President Donald Trump outlined his Afghanistan policy in a speech at Fort Myer, Virginia, on Monday night. Basically, Trump is calling for more U.S. troops in the country.
Trump said: "My original instinct was to pull out, and historically, I like following my instincts. But all my life I've heard that decisions are different when you sit behind the desk in the Oval Office. ... The consequences of a rapid exit are both predictable and unacceptable."
The U.S. has been on the ground in Afghanistan since October 2001. Since then, there have been as many as 100,000 American troops in the country at one time. More than 2,200 U.S. troops have died there.
Right now, about 8,300 U.S. troops are in Afghanistan. And the mission has been bogged down by green-on-blue attacks, successful Taliban raids and turncoats within the Afghan military.
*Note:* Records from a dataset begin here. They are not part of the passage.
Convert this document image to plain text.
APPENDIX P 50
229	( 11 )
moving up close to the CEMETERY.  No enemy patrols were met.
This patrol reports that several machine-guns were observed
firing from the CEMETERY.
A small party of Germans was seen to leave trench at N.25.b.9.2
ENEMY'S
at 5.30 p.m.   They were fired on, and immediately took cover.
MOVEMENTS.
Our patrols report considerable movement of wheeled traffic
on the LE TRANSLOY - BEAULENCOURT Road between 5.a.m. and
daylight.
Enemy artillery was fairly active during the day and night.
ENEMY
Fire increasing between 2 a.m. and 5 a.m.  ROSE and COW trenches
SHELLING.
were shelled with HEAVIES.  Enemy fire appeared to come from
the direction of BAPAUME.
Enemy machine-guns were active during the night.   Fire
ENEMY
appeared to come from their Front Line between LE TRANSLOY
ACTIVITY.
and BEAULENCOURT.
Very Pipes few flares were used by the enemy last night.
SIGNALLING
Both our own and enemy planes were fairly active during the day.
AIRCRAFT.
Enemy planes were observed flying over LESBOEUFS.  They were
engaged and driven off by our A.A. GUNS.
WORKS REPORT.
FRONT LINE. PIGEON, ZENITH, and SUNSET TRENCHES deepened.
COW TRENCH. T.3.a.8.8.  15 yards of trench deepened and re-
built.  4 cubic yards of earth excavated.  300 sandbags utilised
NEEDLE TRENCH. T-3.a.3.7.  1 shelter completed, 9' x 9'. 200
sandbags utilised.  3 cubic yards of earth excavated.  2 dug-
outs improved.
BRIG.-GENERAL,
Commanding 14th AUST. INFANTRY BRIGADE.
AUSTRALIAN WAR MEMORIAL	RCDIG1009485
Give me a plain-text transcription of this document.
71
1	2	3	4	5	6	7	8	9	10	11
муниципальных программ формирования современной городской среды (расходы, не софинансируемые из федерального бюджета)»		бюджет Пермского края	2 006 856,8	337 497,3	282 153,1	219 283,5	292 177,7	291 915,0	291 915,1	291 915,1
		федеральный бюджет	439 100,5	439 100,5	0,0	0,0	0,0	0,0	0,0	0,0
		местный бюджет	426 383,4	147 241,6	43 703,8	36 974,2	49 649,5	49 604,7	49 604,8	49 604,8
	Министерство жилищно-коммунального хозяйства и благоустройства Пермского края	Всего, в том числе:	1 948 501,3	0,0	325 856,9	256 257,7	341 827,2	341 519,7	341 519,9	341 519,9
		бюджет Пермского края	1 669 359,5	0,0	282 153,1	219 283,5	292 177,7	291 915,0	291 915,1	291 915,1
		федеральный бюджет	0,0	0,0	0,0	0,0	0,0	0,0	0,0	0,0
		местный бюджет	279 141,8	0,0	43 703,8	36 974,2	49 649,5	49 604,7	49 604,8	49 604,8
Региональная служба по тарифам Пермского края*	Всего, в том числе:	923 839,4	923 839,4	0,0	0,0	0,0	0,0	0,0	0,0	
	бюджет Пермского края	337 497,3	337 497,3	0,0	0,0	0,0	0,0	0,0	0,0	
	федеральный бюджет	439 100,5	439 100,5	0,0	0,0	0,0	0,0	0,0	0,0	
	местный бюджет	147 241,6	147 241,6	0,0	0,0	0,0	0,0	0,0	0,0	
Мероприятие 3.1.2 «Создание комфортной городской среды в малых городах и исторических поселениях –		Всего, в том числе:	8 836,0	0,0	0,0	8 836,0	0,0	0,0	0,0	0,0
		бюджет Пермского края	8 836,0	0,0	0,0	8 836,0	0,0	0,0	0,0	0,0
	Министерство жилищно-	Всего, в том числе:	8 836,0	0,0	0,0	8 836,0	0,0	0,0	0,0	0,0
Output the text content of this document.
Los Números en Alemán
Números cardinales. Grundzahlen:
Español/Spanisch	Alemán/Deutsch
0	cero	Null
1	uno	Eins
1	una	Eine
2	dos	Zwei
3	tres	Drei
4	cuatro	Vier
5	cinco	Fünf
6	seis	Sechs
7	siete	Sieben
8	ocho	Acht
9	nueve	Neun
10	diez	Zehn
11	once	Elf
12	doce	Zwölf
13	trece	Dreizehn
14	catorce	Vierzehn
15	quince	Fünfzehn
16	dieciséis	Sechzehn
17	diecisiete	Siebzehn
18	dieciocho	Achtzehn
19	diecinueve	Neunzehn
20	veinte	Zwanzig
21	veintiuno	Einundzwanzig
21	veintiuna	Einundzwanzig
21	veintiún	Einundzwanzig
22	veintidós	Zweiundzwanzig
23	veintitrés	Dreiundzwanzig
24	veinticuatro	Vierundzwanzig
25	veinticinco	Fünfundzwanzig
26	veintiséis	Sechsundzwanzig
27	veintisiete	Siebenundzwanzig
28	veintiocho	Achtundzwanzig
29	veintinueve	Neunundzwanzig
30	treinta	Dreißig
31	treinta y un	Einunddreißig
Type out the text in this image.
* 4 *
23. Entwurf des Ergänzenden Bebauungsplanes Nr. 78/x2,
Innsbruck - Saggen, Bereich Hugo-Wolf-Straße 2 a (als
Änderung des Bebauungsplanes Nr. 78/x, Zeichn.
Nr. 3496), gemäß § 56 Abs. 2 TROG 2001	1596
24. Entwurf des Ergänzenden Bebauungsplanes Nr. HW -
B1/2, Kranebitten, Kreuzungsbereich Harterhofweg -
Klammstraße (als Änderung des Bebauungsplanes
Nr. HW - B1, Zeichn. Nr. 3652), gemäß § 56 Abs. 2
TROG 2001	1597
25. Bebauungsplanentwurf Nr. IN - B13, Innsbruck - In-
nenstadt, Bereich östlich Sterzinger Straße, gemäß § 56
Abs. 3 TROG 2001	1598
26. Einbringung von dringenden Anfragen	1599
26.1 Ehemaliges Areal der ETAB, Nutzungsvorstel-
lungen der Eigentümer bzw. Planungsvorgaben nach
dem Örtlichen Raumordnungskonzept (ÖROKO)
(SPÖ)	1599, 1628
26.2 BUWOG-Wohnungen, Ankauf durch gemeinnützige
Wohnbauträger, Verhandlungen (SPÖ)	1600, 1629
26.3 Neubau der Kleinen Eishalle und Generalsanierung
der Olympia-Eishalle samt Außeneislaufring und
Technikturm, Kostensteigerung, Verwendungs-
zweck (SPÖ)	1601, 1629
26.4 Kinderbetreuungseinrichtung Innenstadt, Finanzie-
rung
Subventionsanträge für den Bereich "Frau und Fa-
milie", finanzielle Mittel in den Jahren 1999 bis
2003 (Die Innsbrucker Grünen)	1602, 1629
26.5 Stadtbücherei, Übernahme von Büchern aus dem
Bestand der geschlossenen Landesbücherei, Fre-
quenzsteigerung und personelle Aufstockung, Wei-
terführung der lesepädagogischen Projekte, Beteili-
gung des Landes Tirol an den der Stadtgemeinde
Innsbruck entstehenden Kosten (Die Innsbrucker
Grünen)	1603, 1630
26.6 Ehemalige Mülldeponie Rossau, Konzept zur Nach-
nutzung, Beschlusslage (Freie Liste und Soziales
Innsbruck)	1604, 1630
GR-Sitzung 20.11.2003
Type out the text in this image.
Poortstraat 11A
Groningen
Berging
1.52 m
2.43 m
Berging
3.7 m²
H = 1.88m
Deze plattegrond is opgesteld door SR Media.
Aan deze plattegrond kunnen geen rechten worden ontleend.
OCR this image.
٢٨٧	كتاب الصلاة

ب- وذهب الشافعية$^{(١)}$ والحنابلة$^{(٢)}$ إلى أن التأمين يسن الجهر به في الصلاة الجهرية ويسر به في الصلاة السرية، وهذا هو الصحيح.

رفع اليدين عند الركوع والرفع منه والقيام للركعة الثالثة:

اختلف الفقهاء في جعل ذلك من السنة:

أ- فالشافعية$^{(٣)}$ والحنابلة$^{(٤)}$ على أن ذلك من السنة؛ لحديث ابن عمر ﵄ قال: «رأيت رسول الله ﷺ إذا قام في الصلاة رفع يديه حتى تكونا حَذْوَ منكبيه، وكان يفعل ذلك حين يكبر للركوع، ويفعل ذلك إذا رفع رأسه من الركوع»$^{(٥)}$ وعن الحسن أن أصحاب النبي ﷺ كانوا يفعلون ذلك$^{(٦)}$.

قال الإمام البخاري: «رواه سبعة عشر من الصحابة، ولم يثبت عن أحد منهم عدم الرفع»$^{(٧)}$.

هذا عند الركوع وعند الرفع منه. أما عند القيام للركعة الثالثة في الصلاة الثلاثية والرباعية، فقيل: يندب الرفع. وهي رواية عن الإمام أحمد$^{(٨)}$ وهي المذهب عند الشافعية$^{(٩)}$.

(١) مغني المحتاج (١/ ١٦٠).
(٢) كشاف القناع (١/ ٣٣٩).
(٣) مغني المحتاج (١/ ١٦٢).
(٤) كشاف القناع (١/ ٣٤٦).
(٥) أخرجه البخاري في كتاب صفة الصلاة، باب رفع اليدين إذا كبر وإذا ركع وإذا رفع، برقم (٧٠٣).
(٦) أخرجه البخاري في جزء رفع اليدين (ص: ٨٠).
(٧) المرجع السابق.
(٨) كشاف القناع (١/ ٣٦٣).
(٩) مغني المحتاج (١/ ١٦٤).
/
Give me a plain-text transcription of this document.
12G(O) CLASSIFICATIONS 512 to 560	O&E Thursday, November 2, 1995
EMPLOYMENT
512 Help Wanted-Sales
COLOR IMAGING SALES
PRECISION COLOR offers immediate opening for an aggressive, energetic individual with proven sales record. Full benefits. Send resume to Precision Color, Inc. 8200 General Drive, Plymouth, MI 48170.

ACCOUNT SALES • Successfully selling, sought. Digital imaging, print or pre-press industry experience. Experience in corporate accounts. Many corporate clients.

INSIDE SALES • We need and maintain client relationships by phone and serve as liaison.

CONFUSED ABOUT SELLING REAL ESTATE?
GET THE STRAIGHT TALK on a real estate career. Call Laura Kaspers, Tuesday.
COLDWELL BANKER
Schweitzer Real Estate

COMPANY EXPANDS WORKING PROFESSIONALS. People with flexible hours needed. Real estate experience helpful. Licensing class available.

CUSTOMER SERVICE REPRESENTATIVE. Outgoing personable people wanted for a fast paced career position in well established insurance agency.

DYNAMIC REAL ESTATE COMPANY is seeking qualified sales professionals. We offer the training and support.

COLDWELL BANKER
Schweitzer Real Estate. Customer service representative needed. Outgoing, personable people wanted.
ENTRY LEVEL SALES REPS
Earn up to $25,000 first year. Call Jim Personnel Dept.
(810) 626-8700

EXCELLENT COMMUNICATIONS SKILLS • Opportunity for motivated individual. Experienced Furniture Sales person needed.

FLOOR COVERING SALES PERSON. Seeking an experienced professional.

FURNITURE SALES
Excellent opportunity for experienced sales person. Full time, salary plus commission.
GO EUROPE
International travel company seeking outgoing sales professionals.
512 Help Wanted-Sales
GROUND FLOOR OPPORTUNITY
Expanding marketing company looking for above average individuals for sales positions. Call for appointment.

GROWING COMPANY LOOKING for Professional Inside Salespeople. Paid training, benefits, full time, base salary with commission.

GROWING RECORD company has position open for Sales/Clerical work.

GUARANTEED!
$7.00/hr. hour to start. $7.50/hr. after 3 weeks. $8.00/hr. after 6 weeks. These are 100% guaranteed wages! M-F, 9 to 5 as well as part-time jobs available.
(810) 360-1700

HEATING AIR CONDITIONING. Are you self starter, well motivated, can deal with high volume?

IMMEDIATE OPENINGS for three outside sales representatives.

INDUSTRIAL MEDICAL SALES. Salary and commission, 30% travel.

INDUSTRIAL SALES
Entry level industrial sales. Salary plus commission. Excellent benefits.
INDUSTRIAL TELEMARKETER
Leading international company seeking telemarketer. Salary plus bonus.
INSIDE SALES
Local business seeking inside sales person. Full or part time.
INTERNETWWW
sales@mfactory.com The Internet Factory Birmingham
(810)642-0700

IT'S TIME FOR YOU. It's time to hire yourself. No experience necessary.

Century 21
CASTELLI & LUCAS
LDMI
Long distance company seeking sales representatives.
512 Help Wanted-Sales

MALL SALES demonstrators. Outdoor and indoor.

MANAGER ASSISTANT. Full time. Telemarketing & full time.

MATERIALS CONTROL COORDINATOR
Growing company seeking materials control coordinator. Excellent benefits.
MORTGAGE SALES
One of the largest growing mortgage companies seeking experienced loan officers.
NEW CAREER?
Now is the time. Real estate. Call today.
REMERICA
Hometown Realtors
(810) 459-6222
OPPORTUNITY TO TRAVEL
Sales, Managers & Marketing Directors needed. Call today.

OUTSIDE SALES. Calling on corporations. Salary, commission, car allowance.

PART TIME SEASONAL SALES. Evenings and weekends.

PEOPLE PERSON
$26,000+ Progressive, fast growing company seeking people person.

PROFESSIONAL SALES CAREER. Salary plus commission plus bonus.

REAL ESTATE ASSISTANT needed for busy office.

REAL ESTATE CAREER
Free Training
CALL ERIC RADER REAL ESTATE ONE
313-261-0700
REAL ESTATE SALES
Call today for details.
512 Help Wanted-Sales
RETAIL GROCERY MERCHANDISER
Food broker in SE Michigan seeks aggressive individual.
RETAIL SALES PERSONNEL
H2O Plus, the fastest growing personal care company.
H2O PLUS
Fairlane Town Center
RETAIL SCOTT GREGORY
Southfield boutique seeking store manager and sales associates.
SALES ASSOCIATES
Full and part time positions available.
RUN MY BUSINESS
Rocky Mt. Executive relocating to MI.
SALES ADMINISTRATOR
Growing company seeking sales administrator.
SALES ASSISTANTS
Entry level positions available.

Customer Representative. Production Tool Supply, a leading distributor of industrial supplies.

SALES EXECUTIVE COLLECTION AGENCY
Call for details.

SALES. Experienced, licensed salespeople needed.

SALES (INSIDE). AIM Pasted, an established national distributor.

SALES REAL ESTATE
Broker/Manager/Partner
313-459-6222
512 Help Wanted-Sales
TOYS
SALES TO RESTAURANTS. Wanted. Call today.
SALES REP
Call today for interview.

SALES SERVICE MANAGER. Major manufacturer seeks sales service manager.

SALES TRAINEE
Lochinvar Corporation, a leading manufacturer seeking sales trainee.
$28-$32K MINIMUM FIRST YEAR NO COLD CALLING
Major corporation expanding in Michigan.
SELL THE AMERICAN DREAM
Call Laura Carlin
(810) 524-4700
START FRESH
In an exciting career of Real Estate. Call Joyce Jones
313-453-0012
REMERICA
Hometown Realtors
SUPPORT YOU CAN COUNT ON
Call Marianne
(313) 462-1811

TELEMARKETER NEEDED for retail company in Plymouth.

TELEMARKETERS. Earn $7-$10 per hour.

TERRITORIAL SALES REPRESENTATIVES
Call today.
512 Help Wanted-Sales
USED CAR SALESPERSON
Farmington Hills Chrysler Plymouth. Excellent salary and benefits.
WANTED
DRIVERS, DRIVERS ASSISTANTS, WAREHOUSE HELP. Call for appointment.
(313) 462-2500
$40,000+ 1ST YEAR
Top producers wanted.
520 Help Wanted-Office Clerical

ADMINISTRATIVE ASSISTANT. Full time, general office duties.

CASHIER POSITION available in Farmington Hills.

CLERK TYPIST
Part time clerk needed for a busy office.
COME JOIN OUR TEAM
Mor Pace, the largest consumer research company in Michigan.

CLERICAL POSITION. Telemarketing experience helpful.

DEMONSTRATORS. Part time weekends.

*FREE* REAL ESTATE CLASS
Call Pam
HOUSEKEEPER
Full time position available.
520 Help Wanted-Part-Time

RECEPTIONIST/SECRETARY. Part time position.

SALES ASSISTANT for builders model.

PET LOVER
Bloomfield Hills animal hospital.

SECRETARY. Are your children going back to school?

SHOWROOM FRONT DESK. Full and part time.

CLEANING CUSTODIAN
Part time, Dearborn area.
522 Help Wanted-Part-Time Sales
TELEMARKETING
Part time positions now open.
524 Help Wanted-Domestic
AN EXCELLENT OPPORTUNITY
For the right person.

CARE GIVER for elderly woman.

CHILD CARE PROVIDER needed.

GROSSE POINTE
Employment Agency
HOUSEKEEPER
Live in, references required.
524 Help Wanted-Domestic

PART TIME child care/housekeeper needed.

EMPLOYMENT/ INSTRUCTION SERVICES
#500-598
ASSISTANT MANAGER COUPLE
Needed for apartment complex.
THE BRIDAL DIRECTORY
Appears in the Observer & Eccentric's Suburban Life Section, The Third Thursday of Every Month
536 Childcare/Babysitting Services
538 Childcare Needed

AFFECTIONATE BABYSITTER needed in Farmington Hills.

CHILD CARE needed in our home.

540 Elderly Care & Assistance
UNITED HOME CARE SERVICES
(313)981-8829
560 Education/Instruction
A report to Congress estimates the Afghan government controls just under 60 percent of the country's districts. Security officials have called the situation with the Taliban a "stalemate."
The president returned to Washington, D.C., on Sunday after a more than two-week vacation in Bedminster, New Jersey. During that period, Trump made headlines several times for his comments on North Korea and the violence in Charlottesville, Virginia.
He warned that North Korea would be met with "fire and fury like the world has never seen" after the country said it was considering a plan to launch a missile strike on the U.S. territory of Guam. A few days later, he said "many sides" were responsible for the violence in Charlottesville, Virginia, that left three people dead. Trump then seemingly doubled down on that statement in a press conference intended to be about infrastructure; several Republicans rebuked Trump's statements. Trump shut down two advisory boards after a number of business leaders stepped down in protest.
Trump alluded to the controversies by saying: "As we send our bravest to defeat our enemies overseas – and we will always win – let us find the courage to heal our divisions within."